元気な人たち 高橋(たかはし) 承子(しょうこ)

  • ゆのみ, 特集
  • 2024年7月11日
元気な人たち
高橋(たかはし) 承子(しょうこ)

  みらいづくりハマ遊の友が苫小牧市住吉町で運営しているコミュニティーサロン「ハマ遊の友」には、70代、80代の元気なお年寄りが数人遊びに来ている。

   皆さん、とてもすてきな人生を過ごしてきた方々ばかりだ。上品な奥さま風の独身女性、一見若く見える知的な男性、小説を書くご婦人、真面目なおひげの紳士、ファッショナブルな明るい女性、粋な職人肌の男性と色とりどりで個性豊かである。毎日、楽しく語り合う。

   でもいつかは乗り越えなければならない、つらい日が必ず来る。パートナーを亡くすという悲しい日に、皆、たどり着く。それがどんなに悲しいか、他の人には分からないかもしれないが、人によっては精神疾患、引きこもり、自死となりかねないほど大きなダメージを受ける。孤立、孤独死などのニュースが頻繁に報道されると、背景には大切な人を失った喪失感や虚無感があったのでは、という思いが胸をよぎる。

   そのため、うちのサロンは「あの人、近ごろ来ないね」と独りになって立ち止まってしまった人に気付く場所でありたいと思っている。
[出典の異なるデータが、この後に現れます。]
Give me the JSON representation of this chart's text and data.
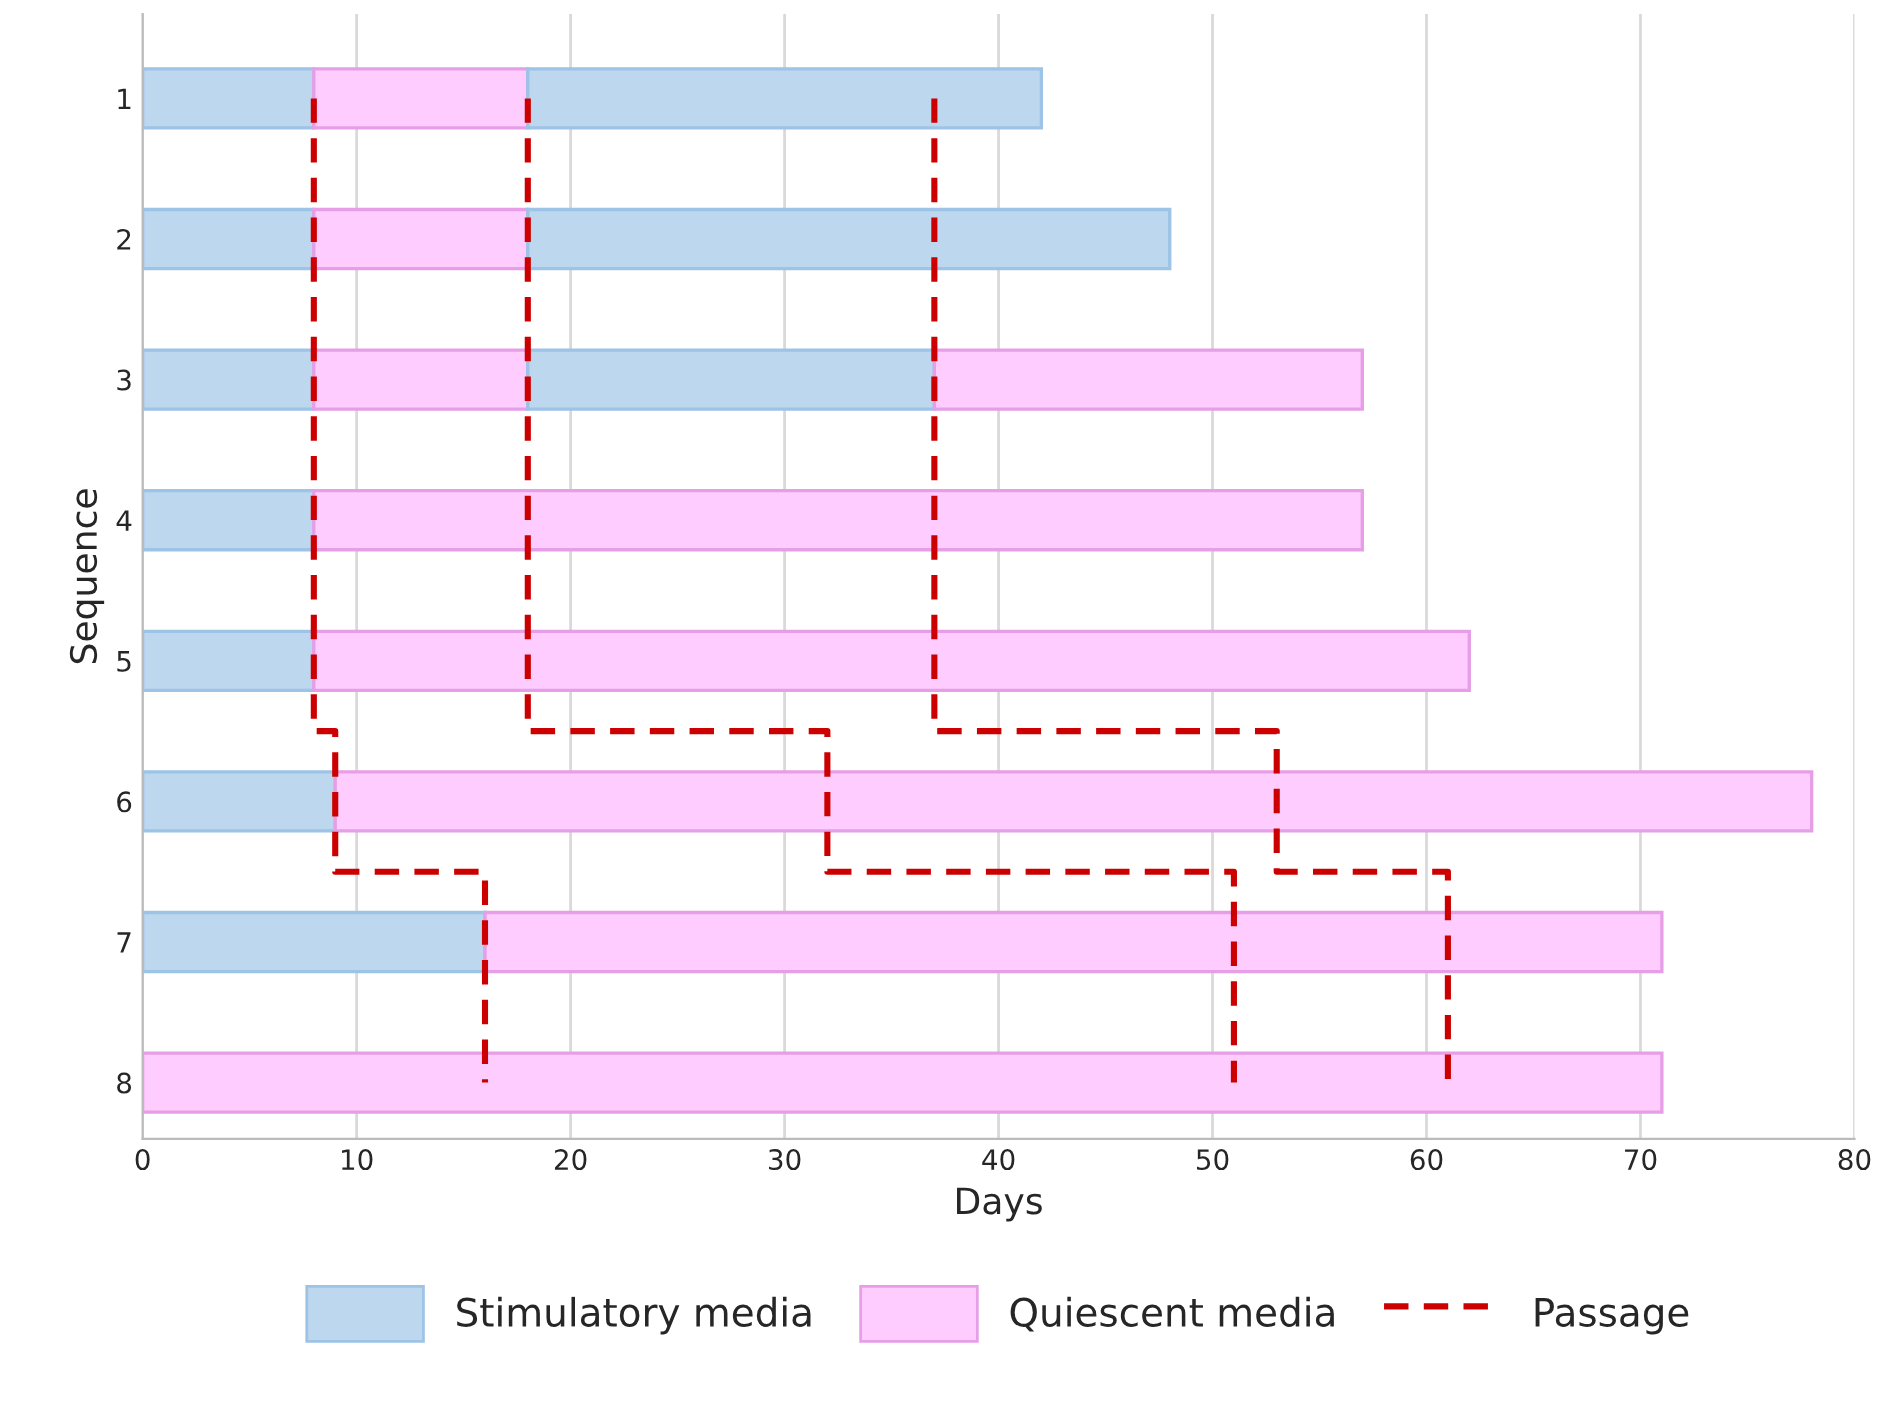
{
  "chart_data": {
    "type": "bar",
    "orientation": "horizontal",
    "stacked": true,
    "xlabel": "Days",
    "ylabel": "Sequence",
    "categories": [
      "1",
      "2",
      "3",
      "4",
      "5",
      "6",
      "7",
      "8"
    ],
    "xlim": [
      0,
      80
    ],
    "xticks": [
      0,
      10,
      20,
      30,
      40,
      50,
      60,
      70,
      80
    ],
    "grid": "x",
    "legend": "bottom",
    "series": [
      {
        "name": "Stimulatory media",
        "color": "#bdd7ee",
        "values": [
          8,
          8,
          8,
          8,
          8,
          9,
          16,
          null
        ]
      },
      {
        "name": "Quiescent media",
        "color": "#ffccff",
        "values": [
          10,
          10,
          10,
          49,
          54,
          69,
          55,
          71
        ]
      },
      {
        "color": "#bdd7ee",
        "values": [
          24,
          30,
          19,
          null,
          null,
          null,
          null,
          null
        ]
      },
      {
        "color": "#ffccff",
        "values": [
          null,
          null,
          20,
          null,
          null,
          null,
          null,
          null
        ]
      },
      {
        "name": "Passage",
        "type": "step",
        "line_style": "dashed",
        "color": "#cc0000",
        "values": [
          8,
          8,
          8,
          8,
          8,
          9,
          16,
          16
        ]
      },
      {
        "type": "step",
        "line_style": "dashed",
        "color": "#cc0000",
        "values": [
          18,
          18,
          18,
          18,
          18,
          32,
          51,
          51
        ]
      },
      {
        "type": "step",
        "line_style": "dashed",
        "color": "#cc0000",
        "values": [
          37,
          37,
          37,
          37,
          37,
          53,
          61,
          61
        ]
      }
    ]
  }
}
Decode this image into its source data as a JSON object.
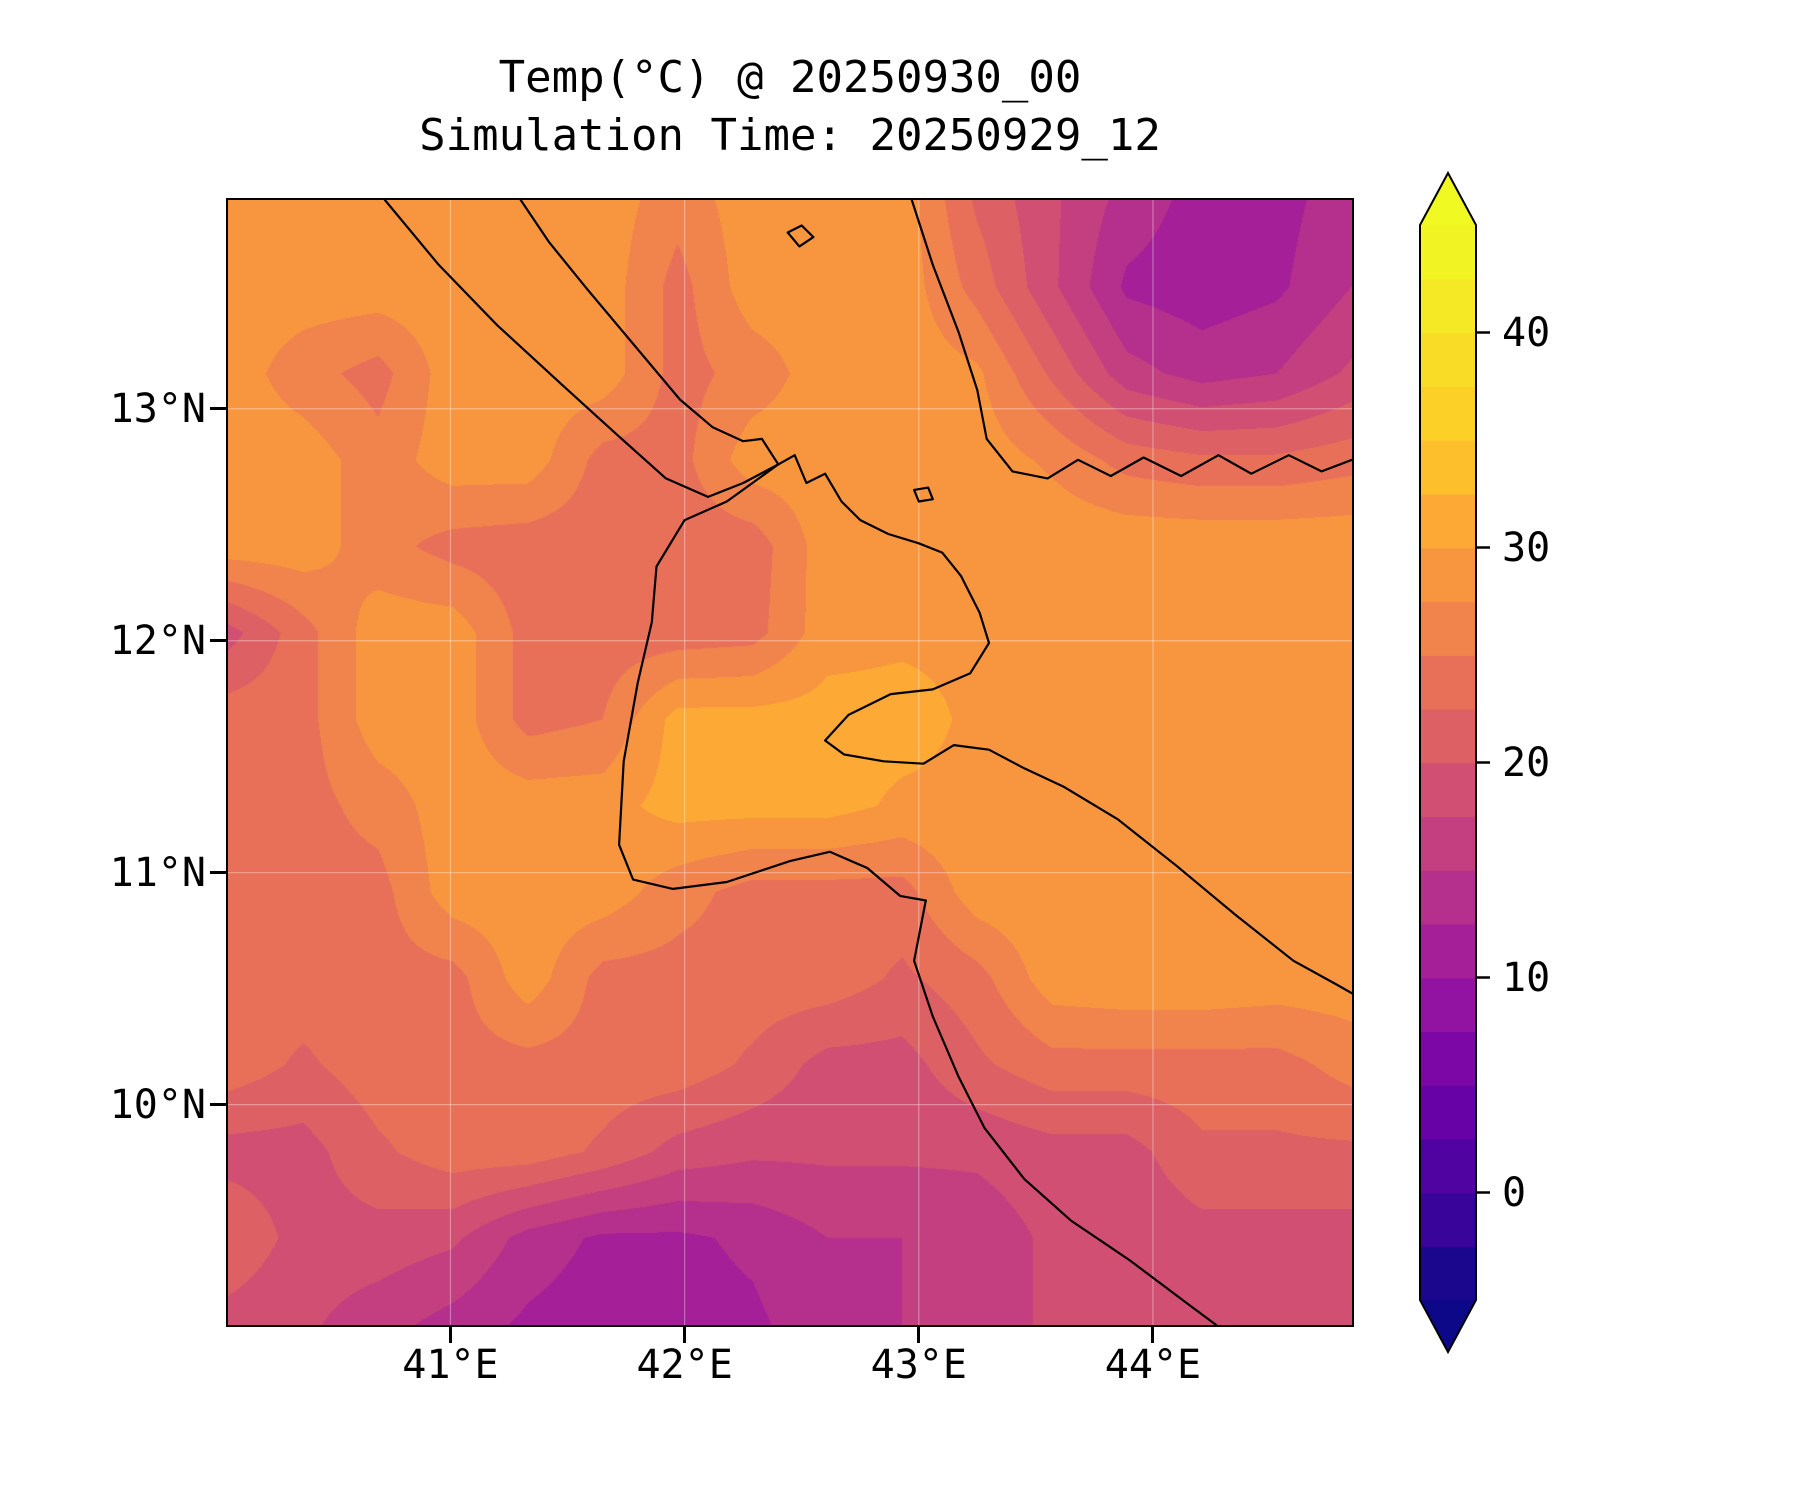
{
  "figure": {
    "background": "#ffffff"
  },
  "chart_data": {
    "type": "heatmap",
    "title": "Temp(°C) @ 20250930_00",
    "subtitle": "Simulation Time: 20250929_12",
    "description": "Filled-contour surface temperature map (plasma colormap) over the Horn of Africa / Gulf of Aden region with coastlines and country borders.",
    "extent": {
      "lon_min": 40.05,
      "lon_max": 44.85,
      "lat_min": 9.05,
      "lat_max": 13.9
    },
    "x_ticks": [
      {
        "value": 41,
        "label": "41°E"
      },
      {
        "value": 42,
        "label": "42°E"
      },
      {
        "value": 43,
        "label": "43°E"
      },
      {
        "value": 44,
        "label": "44°E"
      }
    ],
    "y_ticks": [
      {
        "value": 13,
        "label": "13°N"
      },
      {
        "value": 12,
        "label": "12°N"
      },
      {
        "value": 11,
        "label": "11°N"
      },
      {
        "value": 10,
        "label": "10°N"
      }
    ],
    "colorbar": {
      "vmin": -5,
      "vmax": 45,
      "level_step": 2.5,
      "extend": "both",
      "colormap": "plasma",
      "ticks": [
        {
          "value": 40,
          "label": "40"
        },
        {
          "value": 30,
          "label": "30"
        },
        {
          "value": 20,
          "label": "20"
        },
        {
          "value": 10,
          "label": "10"
        },
        {
          "value": 0,
          "label": "0"
        }
      ]
    },
    "colormap_anchors": [
      [
        0.0,
        "#0d0887"
      ],
      [
        0.1,
        "#46039f"
      ],
      [
        0.2,
        "#7201a8"
      ],
      [
        0.3,
        "#9c179e"
      ],
      [
        0.4,
        "#bd3786"
      ],
      [
        0.5,
        "#d8576b"
      ],
      [
        0.6,
        "#ed7953"
      ],
      [
        0.7,
        "#fb9f3a"
      ],
      [
        0.8,
        "#fdca26"
      ],
      [
        0.9,
        "#f7e225"
      ],
      [
        1.0,
        "#f0f921"
      ]
    ],
    "style": {
      "coastline_color": "#000000",
      "gridline_color": "#ffffff",
      "axes_edge_color": "#000000"
    },
    "grid": {
      "description": "Approximate temperature field (°C) on a 16-lon x 14-lat grid, rows ordered north to south; rendered with bilinear interpolation and 2.5 °C contour bins.",
      "lons": [
        40.05,
        40.37,
        40.69,
        41.01,
        41.33,
        41.65,
        41.97,
        42.29,
        42.61,
        42.93,
        43.25,
        43.57,
        43.89,
        44.21,
        44.53,
        44.85
      ],
      "lats": [
        13.9,
        13.53,
        13.15,
        12.78,
        12.41,
        12.03,
        11.66,
        11.28,
        10.91,
        10.54,
        10.16,
        9.79,
        9.42,
        9.05
      ],
      "temps_c": [
        [
          29,
          29,
          29,
          29,
          29,
          29,
          26,
          29,
          29,
          29,
          22,
          18,
          14,
          11.5,
          11.5,
          14
        ],
        [
          29,
          29,
          29,
          29,
          29,
          29,
          24,
          29,
          29,
          29,
          24,
          18,
          12,
          11,
          12,
          15
        ],
        [
          29,
          26,
          24,
          29,
          29,
          29,
          24,
          26,
          29,
          29,
          28,
          22,
          16,
          14,
          15,
          18
        ],
        [
          29,
          29,
          26,
          29,
          29,
          24,
          24,
          29,
          29,
          29,
          29,
          27,
          24,
          23,
          23,
          24
        ],
        [
          29,
          29,
          26,
          24,
          23.5,
          23.5,
          23.5,
          23.5,
          29,
          29,
          29.5,
          29.5,
          29.5,
          29.5,
          29.5,
          29.5
        ],
        [
          19,
          24,
          29,
          29,
          24,
          23.5,
          23.5,
          24,
          29,
          29.5,
          29.5,
          29.5,
          29.5,
          29.5,
          29.5,
          29.5
        ],
        [
          24,
          24,
          29,
          29,
          24,
          25,
          31,
          31,
          31,
          31,
          29.5,
          29.5,
          29.5,
          29.5,
          29.5,
          29.5
        ],
        [
          24,
          24,
          26,
          29,
          29,
          29,
          31,
          31,
          31,
          29.5,
          29.5,
          29.5,
          29.5,
          29.5,
          29.5,
          29.5
        ],
        [
          24,
          24,
          24,
          29,
          29,
          29,
          26,
          24,
          24,
          24,
          29,
          29.5,
          29.5,
          29.5,
          29.5,
          29.5
        ],
        [
          24,
          24,
          24,
          24,
          29,
          24,
          24,
          24,
          24,
          22,
          24,
          29,
          29.5,
          29.5,
          29,
          29
        ],
        [
          24,
          22,
          24,
          24,
          24,
          24,
          24,
          22,
          19,
          19,
          22,
          24,
          24,
          24,
          24,
          26
        ],
        [
          19,
          19,
          22,
          24,
          24,
          22,
          19,
          18,
          18,
          18,
          18,
          19,
          19,
          22,
          22,
          22
        ],
        [
          22,
          19,
          19,
          18,
          14,
          12,
          12,
          13,
          15,
          15,
          16,
          18,
          18,
          19,
          19,
          19
        ],
        [
          19,
          18,
          16,
          14,
          12,
          11,
          11.5,
          12,
          14,
          15,
          16,
          18,
          18,
          19,
          19,
          19
        ]
      ]
    },
    "coastlines": [
      {
        "name": "red-sea-african-coast-and-gulf-of-aden",
        "points": [
          [
            41.3,
            13.9
          ],
          [
            41.42,
            13.72
          ],
          [
            41.58,
            13.52
          ],
          [
            41.78,
            13.28
          ],
          [
            41.98,
            13.04
          ],
          [
            42.12,
            12.92
          ],
          [
            42.25,
            12.86
          ],
          [
            42.33,
            12.87
          ],
          [
            42.4,
            12.76
          ],
          [
            42.47,
            12.8
          ],
          [
            42.52,
            12.68
          ],
          [
            42.6,
            12.72
          ],
          [
            42.67,
            12.6
          ],
          [
            42.75,
            12.52
          ],
          [
            42.87,
            12.46
          ],
          [
            43.0,
            12.42
          ],
          [
            43.1,
            12.38
          ],
          [
            43.18,
            12.28
          ],
          [
            43.26,
            12.12
          ],
          [
            43.3,
            11.99
          ],
          [
            43.22,
            11.86
          ],
          [
            43.06,
            11.79
          ],
          [
            42.88,
            11.77
          ],
          [
            42.7,
            11.68
          ],
          [
            42.6,
            11.57
          ],
          [
            42.68,
            11.51
          ],
          [
            42.85,
            11.48
          ],
          [
            43.02,
            11.47
          ],
          [
            43.15,
            11.55
          ],
          [
            43.3,
            11.53
          ],
          [
            43.45,
            11.45
          ],
          [
            43.62,
            11.37
          ],
          [
            43.85,
            11.23
          ],
          [
            44.1,
            11.03
          ],
          [
            44.35,
            10.82
          ],
          [
            44.6,
            10.62
          ],
          [
            44.78,
            10.52
          ],
          [
            44.85,
            10.48
          ]
        ]
      },
      {
        "name": "yemen-coast",
        "points": [
          [
            42.97,
            13.9
          ],
          [
            43.06,
            13.62
          ],
          [
            43.17,
            13.33
          ],
          [
            43.25,
            13.08
          ],
          [
            43.29,
            12.87
          ],
          [
            43.4,
            12.73
          ],
          [
            43.55,
            12.7
          ],
          [
            43.68,
            12.78
          ],
          [
            43.82,
            12.71
          ],
          [
            43.96,
            12.79
          ],
          [
            44.12,
            12.71
          ],
          [
            44.28,
            12.8
          ],
          [
            44.42,
            12.72
          ],
          [
            44.58,
            12.8
          ],
          [
            44.72,
            12.73
          ],
          [
            44.85,
            12.78
          ]
        ]
      },
      {
        "name": "border-northwest",
        "points": [
          [
            40.72,
            13.9
          ],
          [
            40.95,
            13.62
          ],
          [
            41.2,
            13.36
          ],
          [
            41.48,
            13.1
          ],
          [
            41.72,
            12.88
          ],
          [
            41.92,
            12.7
          ],
          [
            42.1,
            12.62
          ],
          [
            42.25,
            12.68
          ],
          [
            42.4,
            12.76
          ]
        ]
      },
      {
        "name": "border-djibouti-west-south",
        "points": [
          [
            42.4,
            12.76
          ],
          [
            42.18,
            12.6
          ],
          [
            42.0,
            12.52
          ],
          [
            41.88,
            12.32
          ],
          [
            41.86,
            12.08
          ],
          [
            41.8,
            11.82
          ],
          [
            41.74,
            11.48
          ],
          [
            41.72,
            11.12
          ],
          [
            41.78,
            10.97
          ],
          [
            41.95,
            10.93
          ],
          [
            42.18,
            10.96
          ],
          [
            42.45,
            11.05
          ],
          [
            42.62,
            11.09
          ],
          [
            42.78,
            11.02
          ],
          [
            42.92,
            10.9
          ],
          [
            43.03,
            10.88
          ]
        ]
      },
      {
        "name": "border-ethiopia-somalia",
        "points": [
          [
            43.03,
            10.88
          ],
          [
            42.98,
            10.62
          ],
          [
            43.06,
            10.38
          ],
          [
            43.17,
            10.12
          ],
          [
            43.28,
            9.9
          ],
          [
            43.45,
            9.68
          ],
          [
            43.65,
            9.5
          ],
          [
            43.9,
            9.33
          ],
          [
            44.15,
            9.14
          ],
          [
            44.27,
            9.05
          ]
        ]
      },
      {
        "name": "island-small-north",
        "points": [
          [
            42.44,
            13.76
          ],
          [
            42.5,
            13.79
          ],
          [
            42.55,
            13.74
          ],
          [
            42.49,
            13.7
          ],
          [
            42.44,
            13.76
          ]
        ]
      },
      {
        "name": "island-at-strait",
        "points": [
          [
            42.98,
            12.65
          ],
          [
            43.04,
            12.66
          ],
          [
            43.06,
            12.61
          ],
          [
            43.0,
            12.6
          ],
          [
            42.98,
            12.65
          ]
        ]
      }
    ]
  }
}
サロンに来られるお年寄りの生活状況はそれぞれに違う。健康状態、生活環境はいつ崩れるか分からない。それをどんなに元気なお年寄りも皆、無意識に覚悟して生きている。頭の隅でしっかりと受け止めている。だから、それをわざわざ考えないし、残っている時間を丁寧に楽しむ。あと少し皆と一緒にいて、元気にしゃべり、笑うことを大切にしている。誰かが「死ぬ気がしない」と言っていた。楽しむ意欲満々である。

   私もこの元気な人たちの仲間入りをする年齢だ。人生100年時代。これからだ。